The reason you get NaN is that the slope of sqrt at zero is infinite. That infinity multiplies the slope of 0^x at 4, which is zero. Whereas with the 0^(x/2) version, the slope is simply zero.

For an AD system to do better, I suppose it would need to keep track of how big an infinity the gradient of sqrt is… has anyone made such a thing?

julia> ForwardDiff.derivative(x -> sqrt(0^x) + sqrt(3^x), 4)

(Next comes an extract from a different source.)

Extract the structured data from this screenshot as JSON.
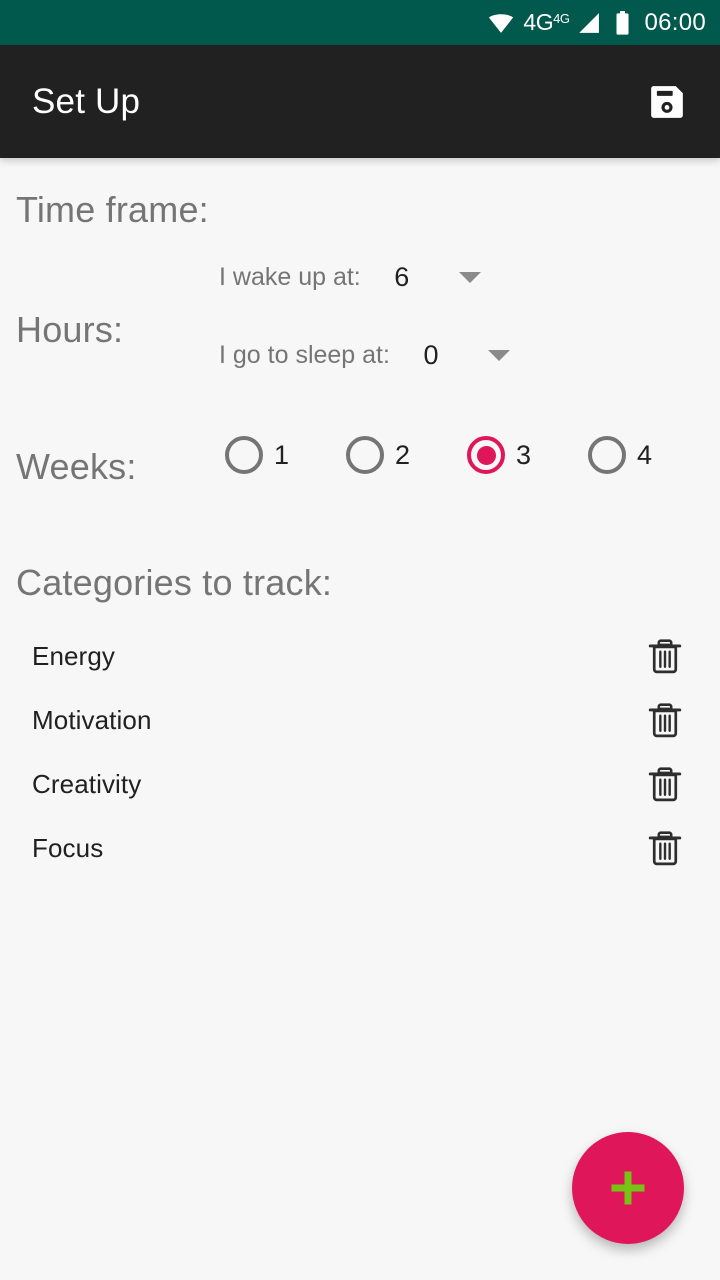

julia> ForwardDiff.derivative(x -> 0^(x/2) + 3^(x/2), 4)

julia> gradient(sqrt, 0)  # Zygote

julia> ForwardDiff.derivative(sqrt, 0)  # often used in Zygote's broadcasting

julia> gradient(x -> 0^x, 4)

julia> ForwardDiff.derivative(x -> 0^x, 4)
1 Like

Thanks for shedding some light into this @mcabbott. For such a flexible library as Zygote, meant to provide AD for Julia source code, I think it would be important to provide gradients for sqrt. It’s a pretty common function, so this bug will probably be encountered by a large number of users.

I have opened an issue following @facusapienza 's MWE.

Some even simpler examples might be:

julia> f(x) = inv(inv(x));
julia> g(x) = cbrt(x)^3;

julia> all(f(x)==x for x in -10:10)
julia> all(g(x)≈x for x in -10:10)

julia> gradient(f, 0)
julia> gradient(g, 0)

If the chain of functions (or rather, the chain of their derivatives) contains singularities, at intermediate steps, then the final gradient will tend to be NaN. Even if it’s obvious to a human that things ought to cancel.

The individual components all seem correct here. I think these examples could be fixed by returning incorrect gradients near singularities, e.g. replacing the gradient at x==0 with one slightly off of it, like gradient(cbrt, 0 + eps()). But this may have horrible consequences elsewhere, I’m not sure.